Die Absage der Regierung mit dem Hinweis auf das Ermächtigungsgesetz ist umso weniger verständlich, als eine solche Verordnung schon einmal bestand, u. zw. bis zum Mai 1923. Sie wurde damals aufgehoben, mit der Zusicherung der Regierung, die Novellierung des Handlungsgehilfengesetzes sofort in Angriff zu nehmen. Das ist wohl geschehen, auf das neue Gesetz aber haben die Privatangestellten bis heute vergeblich gewartet. Wie dringend längere Kündigungsfristen geworden sind, zeigen die heutigen Zustände auf, unter denen die Privatangestellten leben müssen. Es ist leider Tatsache, daß viele Unternehmer dazu übergehen, Verträge mit längeren Kündigungsfristen aufzukündigen, um sich der Angestellten bei Verschlechterung der Geschäftslage leichter entledigen zu können. Damit aber wird die Existenzsicherheit der Angestellten auf ein Minimum herabgesetzt, was sie natürlich mit ständiger Sorge um ihre Zukunft erfüllen muß. Die Berufsfreude der Angestellten ist aber eine der Voraussetzungen des Gedeihens unserer gesamten Wirtschaft. Schon deshalb ist es die Pflicht der Regierung, alles vorzukehren, um die volle Berufsfreude der Angestellten wieder herzustellen und alle Maßnahmen zu treffen, um die Existenzsicherheit der Angestellten zu erhöhen. (Sehr richtig!)

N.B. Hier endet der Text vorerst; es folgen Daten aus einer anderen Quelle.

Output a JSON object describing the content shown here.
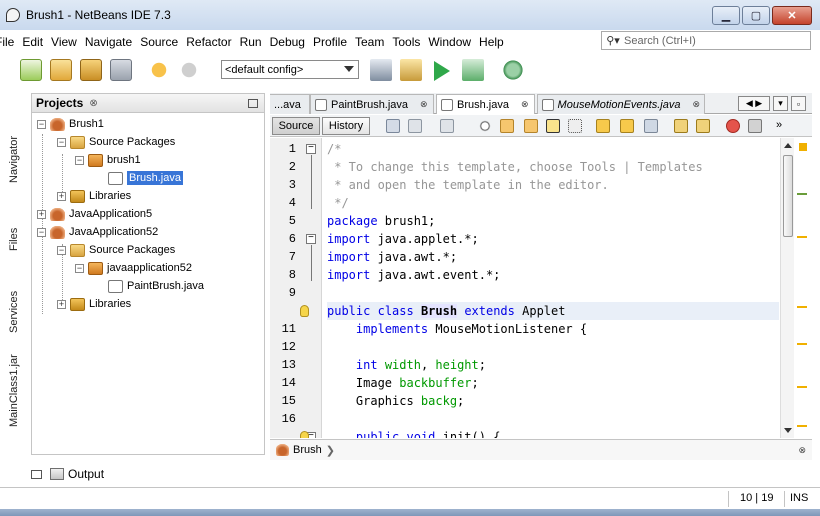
{
  "window": {
    "title": "Brush1 - NetBeans IDE 7.3",
    "minimize": "▁",
    "maximize": "▢",
    "close": "✕"
  },
  "menu": [
    "File",
    "Edit",
    "View",
    "Navigate",
    "Source",
    "Refactor",
    "Run",
    "Debug",
    "Profile",
    "Team",
    "Tools",
    "Window",
    "Help"
  ],
  "search": {
    "placeholder": "Search (Ctrl+I)"
  },
  "toolbar": {
    "config": "<default config>"
  },
  "side_tabs": {
    "navigator": "Navigator",
    "files": "Files",
    "services": "Services",
    "mainclass": "MainClass1.jar"
  },
  "projects": {
    "title": "Projects",
    "close": "⊗",
    "nodes": [
      {
        "label": "Brush1"
      },
      {
        "label": "Source Packages"
      },
      {
        "label": "brush1"
      },
      {
        "label": "Brush.java"
      },
      {
        "label": "Libraries"
      },
      {
        "label": "JavaApplication5"
      },
      {
        "label": "JavaApplication52"
      },
      {
        "label": "Source Packages"
      },
      {
        "label": "javaapplication52"
      },
      {
        "label": "PaintBrush.java"
      },
      {
        "label": "Libraries"
      }
    ]
  },
  "editor": {
    "tabs": [
      {
        "label": "...ava",
        "close": "⊗"
      },
      {
        "label": "PaintBrush.java",
        "close": "⊗"
      },
      {
        "label": "Brush.java",
        "close": "⊗"
      },
      {
        "label": "MouseMotionEvents.java",
        "close": "⊗"
      }
    ],
    "source_btn": "Source",
    "history_btn": "History",
    "more_btn": "»",
    "code_lines": [
      "/*",
      " * To change this template, choose Tools | Templates",
      " * and open the template in the editor.",
      " */",
      "package brush1;",
      "import java.applet.*;",
      "import java.awt.*;",
      "import java.awt.event.*;",
      "",
      "public class Brush extends Applet",
      "    implements MouseMotionListener {",
      "",
      "    int width, height;",
      "    Image backbuffer;",
      "    Graphics backg;",
      "",
      "    public void init() {"
    ],
    "line_numbers": [
      "1",
      "2",
      "3",
      "4",
      "5",
      "6",
      "7",
      "8",
      "9",
      "",
      "11",
      "12",
      "13",
      "14",
      "15",
      "16",
      ""
    ],
    "breadcrumb": "Brush",
    "breadcrumb_close": "⊗"
  },
  "output": {
    "label": "Output"
  },
  "status": {
    "position": "10 | 19",
    "mode": "INS"
  },
  "colors": {
    "keyword": "#0000e6",
    "comment": "#969696",
    "field": "#009900",
    "selection": "#3875d7"
  }
}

Im übrigen meine ich, daß der Entwurf des neuen Handlungsgehilfengesetzes kein Geheimnis bleiben soll. Das war ja auch der Zweck meiner Anfrage. Ich wollte neben der Kündigungsschutzverordnung erreichen, daß die Angestellten vor allem Gelegenheit bekommen, in einer gemeinsamen Aussprache mit dem Justiz- und Fürsorgeministerium die Grundlagen des neuen Angestelltenrechtes zu schaffen, das den dringenden Wünschen der Privatangestellten entspricht. Die Antwort der Regierung kommt einer Verlegenheit ziemlich gleich, da sie die Angestellten weiter im unklaren darüber läßt, welche Erweiterungen der bisherigen gesetzlichen Bestimmungen bezüglich der Sicherung der Existenz faktisch vorgesehen sind. Ich verweise bei dieser Gelegenheit darauf, daß ich heute einen vollständigen Gesetzesantrag für ein neues Angestelltengesetz eingebracht habe, das auf der Grundlage eines wirklich modernen Angestelltenrechtes aufgebaut ist. In diesem Antrage sind die Auffassungen niedergelegt, wie sie von dem größten Teil der deutschen Angestellten vertreten werden. In diesem Augenblicke festzustellen, wie weit die in meinem Antrag gestellten Forderungen im Entwurf des Justizministeriums bereits berücksichtigt sind, ist mir leider nicht möglich. Ich darf aber wohl annehmen, daß der Antrag, dem eine entsprechende Begründung beigefügt ist, das Interesse besonders des Herrn Ministers für soziale Fürsorge wecken wird, der sicher bereit ist, erfüllbare Wünsche der Privatangestellten im neuen Angestelltenrecht, das hoffentlich nicht mehr lange auf sich warten lassen wird, weitestgehend zu berücksichtigen.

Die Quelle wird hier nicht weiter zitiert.